I had always had confidence in myself and always thought I would finish, knowing that only something I couldn’t control would stop me.
Nearly 20 years of dreaming, planning, training and testing gear had gone into this hike. I had completed more than 80 percent of it, yet now I was ready to quit. I told Stick that as soon as we reached Pinkham Notch I was going to hitch a ride to Gorham, then find my way back home to Tennessee.
But wait.
As soon as I uttered those words, I knew they didn’t sound right. They felt as you feel when you're driving a car and make a turn onto a different street, then immediately realize you’re going the wrong way.

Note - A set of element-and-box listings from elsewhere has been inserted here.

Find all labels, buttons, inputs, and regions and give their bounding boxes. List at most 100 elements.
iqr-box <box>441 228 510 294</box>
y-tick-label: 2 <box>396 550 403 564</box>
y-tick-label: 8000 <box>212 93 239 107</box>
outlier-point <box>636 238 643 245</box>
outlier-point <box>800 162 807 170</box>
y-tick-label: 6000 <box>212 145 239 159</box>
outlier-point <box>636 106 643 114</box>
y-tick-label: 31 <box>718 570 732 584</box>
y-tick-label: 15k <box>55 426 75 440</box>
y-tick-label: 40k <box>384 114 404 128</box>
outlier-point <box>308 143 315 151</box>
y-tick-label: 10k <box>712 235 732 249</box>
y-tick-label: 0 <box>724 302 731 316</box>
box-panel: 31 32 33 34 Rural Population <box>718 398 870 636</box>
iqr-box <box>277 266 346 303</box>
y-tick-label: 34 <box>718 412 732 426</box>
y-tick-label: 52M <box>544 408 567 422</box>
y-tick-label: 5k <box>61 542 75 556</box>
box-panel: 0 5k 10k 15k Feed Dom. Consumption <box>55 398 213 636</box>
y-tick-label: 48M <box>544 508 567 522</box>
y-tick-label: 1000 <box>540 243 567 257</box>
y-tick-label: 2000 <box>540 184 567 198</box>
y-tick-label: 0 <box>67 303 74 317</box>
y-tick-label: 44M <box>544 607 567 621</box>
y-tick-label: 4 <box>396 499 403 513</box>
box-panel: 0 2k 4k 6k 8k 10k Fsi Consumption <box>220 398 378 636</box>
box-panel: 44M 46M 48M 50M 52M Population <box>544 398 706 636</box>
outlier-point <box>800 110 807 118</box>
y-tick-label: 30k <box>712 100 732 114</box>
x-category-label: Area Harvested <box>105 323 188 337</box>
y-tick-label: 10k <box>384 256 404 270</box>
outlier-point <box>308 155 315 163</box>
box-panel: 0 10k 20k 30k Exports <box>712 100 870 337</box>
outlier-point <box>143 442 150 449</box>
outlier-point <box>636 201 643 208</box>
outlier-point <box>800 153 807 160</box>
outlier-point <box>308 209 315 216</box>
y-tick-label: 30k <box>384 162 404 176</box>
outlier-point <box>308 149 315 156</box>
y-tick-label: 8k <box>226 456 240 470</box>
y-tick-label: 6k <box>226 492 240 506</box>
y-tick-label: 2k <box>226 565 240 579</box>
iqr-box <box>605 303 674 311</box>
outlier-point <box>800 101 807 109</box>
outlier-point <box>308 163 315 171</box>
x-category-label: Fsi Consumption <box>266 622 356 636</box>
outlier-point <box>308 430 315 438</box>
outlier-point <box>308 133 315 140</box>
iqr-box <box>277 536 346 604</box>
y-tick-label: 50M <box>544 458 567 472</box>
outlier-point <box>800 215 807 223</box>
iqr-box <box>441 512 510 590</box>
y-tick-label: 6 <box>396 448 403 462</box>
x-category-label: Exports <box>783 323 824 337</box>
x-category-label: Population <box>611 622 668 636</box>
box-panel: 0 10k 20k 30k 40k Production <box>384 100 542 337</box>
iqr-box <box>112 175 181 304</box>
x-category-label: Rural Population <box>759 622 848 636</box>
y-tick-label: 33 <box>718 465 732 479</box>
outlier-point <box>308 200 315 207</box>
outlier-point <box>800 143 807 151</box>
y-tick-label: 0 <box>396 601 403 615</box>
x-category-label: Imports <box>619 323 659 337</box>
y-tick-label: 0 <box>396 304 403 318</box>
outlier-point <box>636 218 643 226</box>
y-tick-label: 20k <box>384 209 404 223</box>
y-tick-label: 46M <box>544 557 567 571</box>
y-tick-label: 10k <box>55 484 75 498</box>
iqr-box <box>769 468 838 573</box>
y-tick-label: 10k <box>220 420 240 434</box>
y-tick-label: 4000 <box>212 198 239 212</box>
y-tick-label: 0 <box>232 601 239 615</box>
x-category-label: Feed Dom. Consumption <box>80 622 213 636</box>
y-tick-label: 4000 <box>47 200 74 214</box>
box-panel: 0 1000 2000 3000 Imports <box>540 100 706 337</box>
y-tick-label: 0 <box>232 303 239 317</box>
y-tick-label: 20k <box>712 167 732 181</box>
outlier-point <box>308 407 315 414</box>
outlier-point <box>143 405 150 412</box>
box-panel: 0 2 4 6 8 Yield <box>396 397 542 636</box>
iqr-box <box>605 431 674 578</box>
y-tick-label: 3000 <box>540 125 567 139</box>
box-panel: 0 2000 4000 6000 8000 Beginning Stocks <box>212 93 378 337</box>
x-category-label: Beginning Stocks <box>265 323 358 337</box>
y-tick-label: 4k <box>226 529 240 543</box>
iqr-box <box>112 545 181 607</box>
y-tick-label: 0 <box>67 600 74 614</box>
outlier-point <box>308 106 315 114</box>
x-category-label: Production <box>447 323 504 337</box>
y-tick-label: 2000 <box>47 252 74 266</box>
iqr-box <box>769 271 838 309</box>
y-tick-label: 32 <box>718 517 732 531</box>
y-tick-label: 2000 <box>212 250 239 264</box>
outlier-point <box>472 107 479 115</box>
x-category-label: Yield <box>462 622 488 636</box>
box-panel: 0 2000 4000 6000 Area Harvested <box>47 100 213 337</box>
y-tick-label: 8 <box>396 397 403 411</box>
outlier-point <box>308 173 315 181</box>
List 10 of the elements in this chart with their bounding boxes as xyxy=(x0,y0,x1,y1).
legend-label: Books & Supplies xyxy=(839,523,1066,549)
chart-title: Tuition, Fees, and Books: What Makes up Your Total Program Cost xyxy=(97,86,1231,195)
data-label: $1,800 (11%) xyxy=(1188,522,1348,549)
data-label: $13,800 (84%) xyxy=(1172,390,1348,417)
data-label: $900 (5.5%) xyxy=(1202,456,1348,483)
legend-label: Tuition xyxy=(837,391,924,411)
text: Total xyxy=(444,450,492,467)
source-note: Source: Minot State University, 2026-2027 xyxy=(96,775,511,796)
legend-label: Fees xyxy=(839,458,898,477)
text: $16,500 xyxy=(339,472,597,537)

In that moment I realized I didn’t want my hike to end. I couldn’t let it end.
Yes, I was having a hard time controlling the swelling in my right ankle. It was not stable and I was overcompensating for it.
Yes, I was tired, feeling worn down and beat.
But no, this was not time to stop. This was a situation I thought was out of control, but I could control it. I didn’t have to quit. I needed to see this hike through to the end.
This was an unexpectedly empowering feeling.
Stick and I had expected the climb tomorrow over Mt. Madison was going to be difficult, so we knew we wouldn’t reach Pinkham Notch until the next day. From there, the trail makes several difficult climbs over rugged mountains. It should take two more days to reach Rattle River Hostel, which is just off the trail near Gorham.
I told Stick I had a change in plans. When we reach Pinkham Notch, I want to get a ride directly to the hostel and skip the section that goes over the Wildcat and Carter mountains. If I am successful in repairing myself there, I can continue on with him when he reaches the hostel.
Stick was supportive of my plan, even though it meant he would have to go alone over some of the most difficult trail in the White Mountains.